In a crowded market in a crowded world, Tempest is truly unique; her style is a gripping fusion of spoken-word, poetry and rap, her voice seemingly so close to the microphone that you hear the inflections of pain, anger, sorrow and hope in every line. ‘Hold Your Own’, the seventh track on the album, is perhaps the most powerful four minutes of music I have ever listened to:

Tempest begins, “But/When time pulls lives apart – hold your own/When everything is fluid and nothing can be known with/Any certainty/Hold Your Own.”

“Nothing you can buy will ever make you more whole/This whole thing thrives on us feeling always incomplete.”

Some music uplifts you, sometimes it merely compounds your misery; yet The Book of Traps and Lessons forces you to follow every line – listening to Tempest is not a passive experience, rather, it is an active provocation of your emotions and intellect. Further, Tempest encourages you to stop and reflect; “I know the days are reeling past in such squealing blasts/But stop for breath and you will know it’s yours.” Her music (as well as her collections of poetry) resoundingly resonates with those issues which society in 2020 has inherited from our failures to learn from previous decades.

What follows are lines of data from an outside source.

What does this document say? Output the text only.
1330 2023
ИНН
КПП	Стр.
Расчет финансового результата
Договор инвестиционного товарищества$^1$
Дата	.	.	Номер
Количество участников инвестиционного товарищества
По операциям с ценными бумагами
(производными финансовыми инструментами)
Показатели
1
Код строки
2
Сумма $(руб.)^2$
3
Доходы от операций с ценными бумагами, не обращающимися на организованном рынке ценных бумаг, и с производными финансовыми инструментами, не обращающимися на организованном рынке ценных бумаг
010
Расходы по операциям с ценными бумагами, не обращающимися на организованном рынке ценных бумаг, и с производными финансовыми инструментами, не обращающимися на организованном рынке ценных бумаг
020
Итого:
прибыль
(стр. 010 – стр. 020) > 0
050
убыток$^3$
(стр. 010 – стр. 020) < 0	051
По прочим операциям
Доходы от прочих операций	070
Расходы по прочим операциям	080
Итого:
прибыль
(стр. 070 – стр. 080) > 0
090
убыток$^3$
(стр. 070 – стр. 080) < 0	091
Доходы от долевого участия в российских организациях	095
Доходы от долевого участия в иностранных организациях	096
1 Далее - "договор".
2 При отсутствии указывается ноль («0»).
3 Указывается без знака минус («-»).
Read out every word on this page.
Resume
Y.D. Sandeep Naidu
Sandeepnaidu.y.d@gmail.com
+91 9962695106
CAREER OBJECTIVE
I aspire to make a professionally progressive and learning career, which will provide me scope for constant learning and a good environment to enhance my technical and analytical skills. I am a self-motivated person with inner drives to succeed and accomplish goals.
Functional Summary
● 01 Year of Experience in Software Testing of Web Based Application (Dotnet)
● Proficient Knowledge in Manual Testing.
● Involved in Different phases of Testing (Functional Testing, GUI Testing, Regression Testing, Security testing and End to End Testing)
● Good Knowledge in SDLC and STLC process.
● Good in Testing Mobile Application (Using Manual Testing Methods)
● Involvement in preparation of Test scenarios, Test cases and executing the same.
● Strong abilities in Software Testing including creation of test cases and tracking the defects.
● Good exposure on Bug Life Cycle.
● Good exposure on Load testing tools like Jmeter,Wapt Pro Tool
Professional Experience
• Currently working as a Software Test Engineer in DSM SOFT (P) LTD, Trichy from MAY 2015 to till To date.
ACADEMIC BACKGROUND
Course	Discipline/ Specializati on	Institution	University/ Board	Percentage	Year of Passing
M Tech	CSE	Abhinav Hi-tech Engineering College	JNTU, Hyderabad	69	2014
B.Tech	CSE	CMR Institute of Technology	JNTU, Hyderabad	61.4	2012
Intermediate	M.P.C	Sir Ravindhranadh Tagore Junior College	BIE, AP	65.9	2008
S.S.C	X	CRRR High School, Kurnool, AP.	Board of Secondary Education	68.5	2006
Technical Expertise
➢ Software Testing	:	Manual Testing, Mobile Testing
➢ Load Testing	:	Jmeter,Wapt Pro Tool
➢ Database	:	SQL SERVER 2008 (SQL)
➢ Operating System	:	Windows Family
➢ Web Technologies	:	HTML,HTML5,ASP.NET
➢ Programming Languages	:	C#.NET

In ‘Brown Eyed Man’ Tempest laments, “I’m a child of the Gimme-More nation/When they want something they launch an occupation.”

We can all learn a lot from what Tempest has to say, least of all our leaders, and with the looming turmoil and conflict that threatens to bring only more suffering to the Middle East, they could benefit from listening to these words from ‘Lessons’:

“You would think/That over time/Our lessons would be learned/But time and time again we find/Our lessons have/Returned.”

I suppose the appeal of Tempest to me (a listener who usually leans towards old and slow music, think The Carpenters) is that in an odd sort of way, her music provides the perfect justification for my degree – history and politics. She comments on and warns us about falling for the same traps today because we failed to learn our lessons when we encountered them yesterday.

As we start a new decade that began with Twitter falling into a meltdown about #WW3 in just three days, Traps and Lessons reminds us of the importance of preventing ourselves, when interacting with society, from being dragged into the suffocating centrifuge of 24-hour news and media storms in teacups. Whilst there are a multitude of artists providing important contributions to political and social debates within society, no one strikes an arrow to the core of the message quite like Tempest, and so it is appropriate to end with words from the same track with which I began, ‘People’s Faces’.

“But it’s hard to accept that we’re all one and the/Same flesh/Given the rampant divisions between oppressor/And oppressed/But we are though/More empathy/Less greed/More respect.”